Lines in Favor of Building the Albany and Susquehanna Railroad

The Albany-Susquehanna Railroad station at Delmar, in the town of Bethlehem
The Albany-Susquehanna Railroad station at Delmar, in the town of Bethlehem. Sourced from Wikimedia Commons.

When Albany was the hub of commerce, connecting the great markets of Montreal, Boston and New York to the heartland and the new West, being able to get your goods to our ancient city was highly important. Connection to the major railroads or the Erie Canal was critical. What is now the Interstate 88 corridor, the areas of Cobleskill, Oneonta, and beyond, suffered for a very long time from lack of access to urban markets, being a long way off the canal or the railways that followed it. Finally came the Albany-Susquehanna Railroad, which connected the Schoharie valley to the capital in 1863, and just a few years later reached Binghamton.
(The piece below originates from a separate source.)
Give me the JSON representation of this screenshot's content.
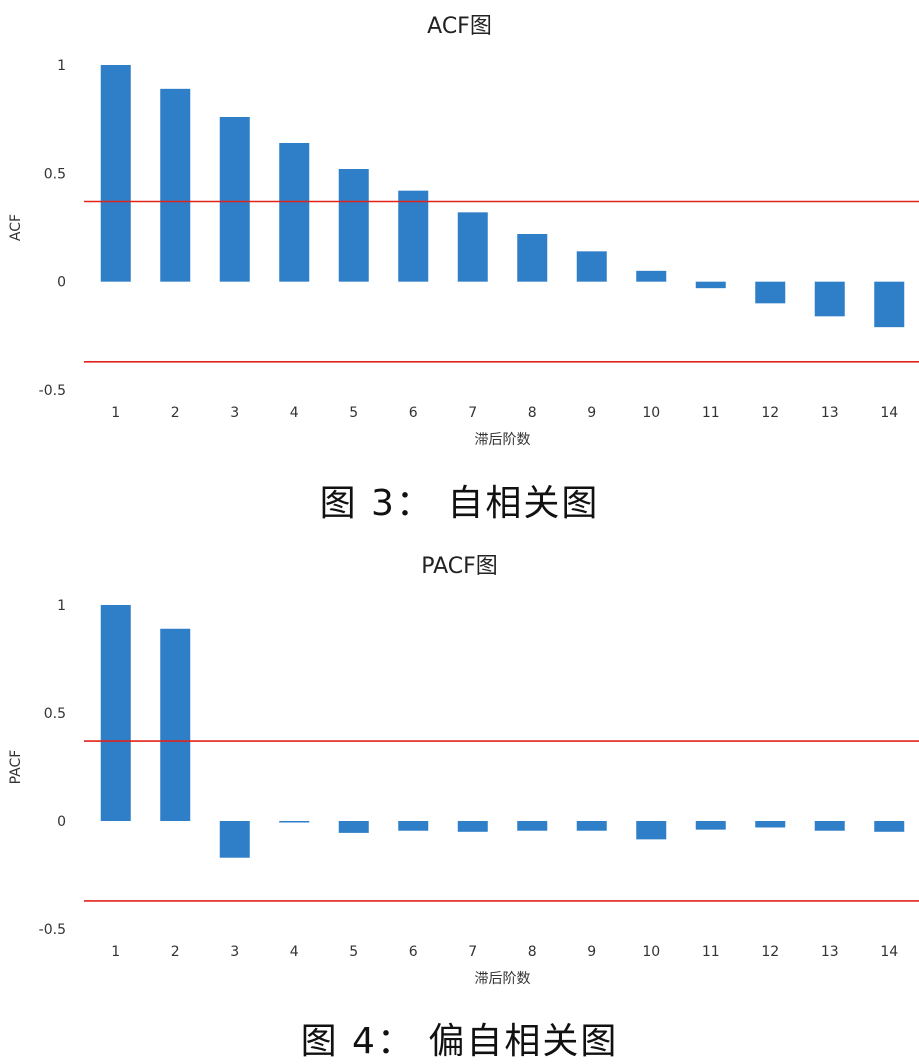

Like all great (and most non-great) railroads, it inspired a fair amount of prose over the years, including a 1903 volume by Harley Dana Tuttle, who bestowed posterity with “Stray Poems and Early History of the Albany and Susquehanna Railroad.” Noting the struggle for approval of the railroad in the first place, in 1856 Cobleskill’s Tuttle wrote many, many “Lines in Favor of Building the Albany and Susquehanna Railroad,” of which these are only the last:

Close at our backs we’ll have the west,
With all its verdure richly dressed;
New York and Boston at our feet,
And Albany we’ll hourly greet.
Thus joined unto the business world,
Progression’s flag will be unfurled;
And men will prize the railroad’s sway
That now upbraid its cause today.
How shall we do it? some may ask,
And ’tis indeed a heavy task.
Go, sirs, and sign the railroad bill,
It will not cause you any ill;
But then some say it is not just
That they be taxed to raise the “dust,”
While yet they are in truth confessing
The road would be to them a blessing.
Why then not pay your honest part,
And do it with a cheerful heart?
But if there is a single soul
So lost to reason’s right control,
As not to prize a railroad’s sway,
To him I would most humbly say,
Go seek some dark sequestered glade,
Beneath some lonely mountain’s shade,
And with some moss beneath your head,
Make beech leaves answer for your bed.
Rest on, ye sloths! in quiet sleep,
While tree toads ’round you vigil keep!